Aí eu paro e me pego pensando: será que quero ensinar os meus filhos a se prepararem para o mercado competitivo? Qual o preço desse aprendizado? Quantos eles terão que derrubar? O que dentro deles terá que morrer para eles conquistarem algo de valor? Afinal, o que tem realmente valor? Sim, eu sei que nessa altura do meu texto, alguns já estarão pensando: isso não existe, ela é sonhadora demais, esse mundo é uma utopia. Verdade! Talvez não exista mesmo. Mas qual a minha (ou nossa) responsabilidade para que ele possa existir um dia? Será que as mudanças acontecem assim, de um dia para outro, ou é como uma correnteza, que vai chegando de mansinho e tomando proporções cada vez maiores até alterar completamente o curso do caminho?
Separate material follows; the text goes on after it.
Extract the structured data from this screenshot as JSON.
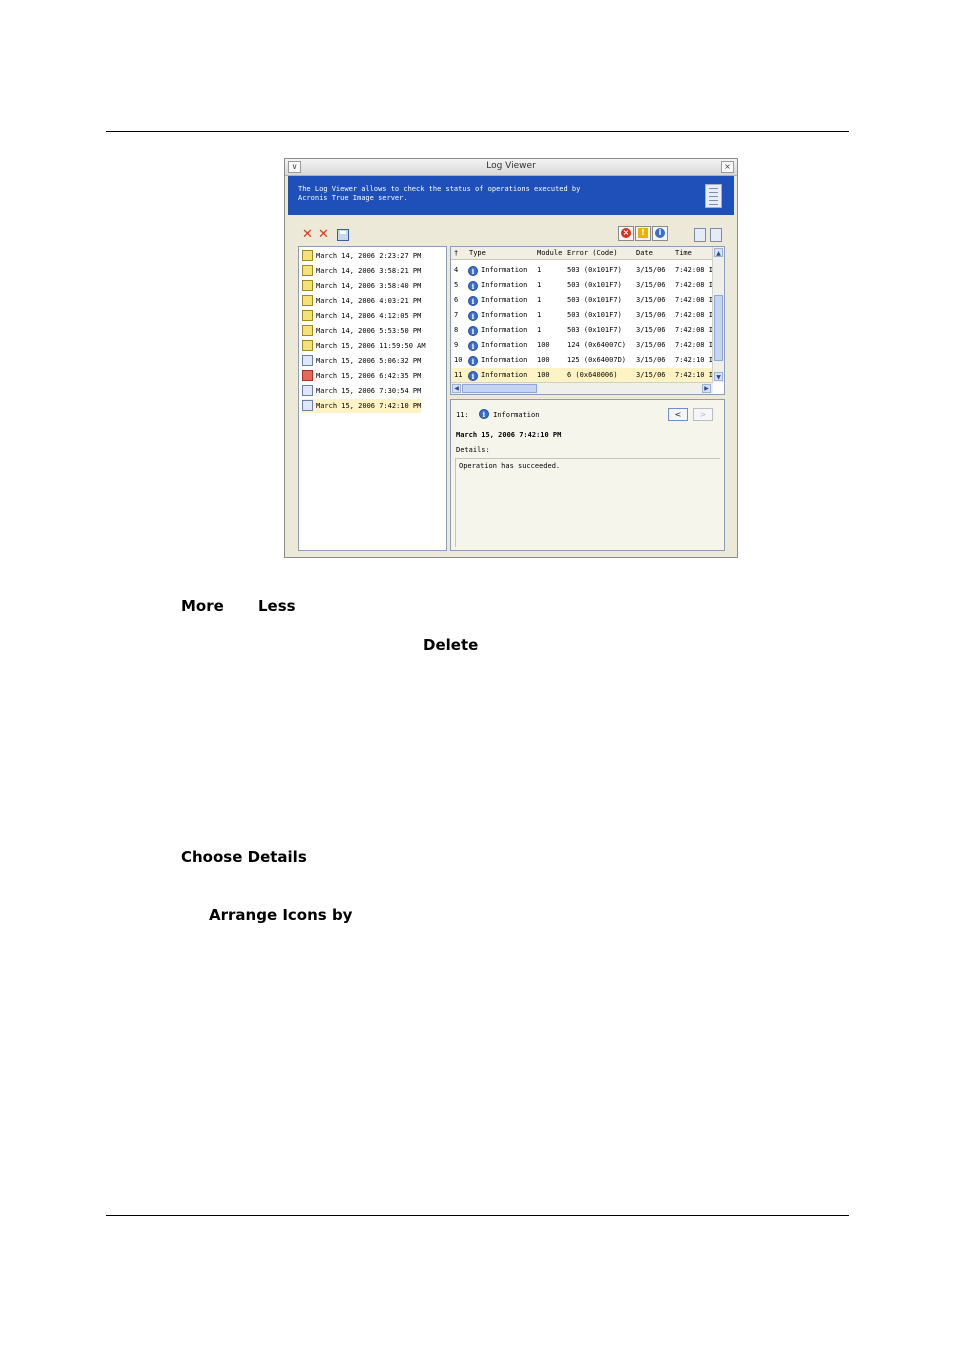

Há muitos anos eu tenho esse sentimento. E por incrível que pareça, o tempo só tem acentuado essa visão. Quanto mais vejo meus filhos crescendo nas suas alegrias e tristezas com as turmas de amigos e na escola, mais fortemente eu sinto a urgência dessa mudança. O famoso Mercado Competitivo, embora atual, é uma coisa completamente ultrapassada. Muitas lágrimas, decepções e violência ainda serão necessárias para que as pessoas enxerguem para onde estão caminhando. Chegará o tempo em que falar de Mercado Competitivo será tão velho como é hoje a propaganda de cigarro. Outro dia, para explicar à minha filha a mudança de paradigma, contei a ela como era “bacana” fumar. As propagandas de TV mais lindas eram de cigarro e os fumantes eram os reis do pedaço. Quem poderia imaginar, naquela época (e não faz tanto tempo assim), que um fumante teria que pedir permissão para fumar em um local público, ou que ficaria até constrangido ao fumar em um local fechado? Ninguém!!!
Tudo bem, ainda falta um tempo para o tal herói Mercado Competitivo virar bandido. Mas o tempo é mais curto do que você imagina. Apesar de muitos ainda não enxergarem, isso já está começando a acontecer. Pequenas “ilhas” começam a surgir, mostrando que o ser humano não vai longe ganhando notas e passando rasteiras. A dor é grande e a alma não perdoa.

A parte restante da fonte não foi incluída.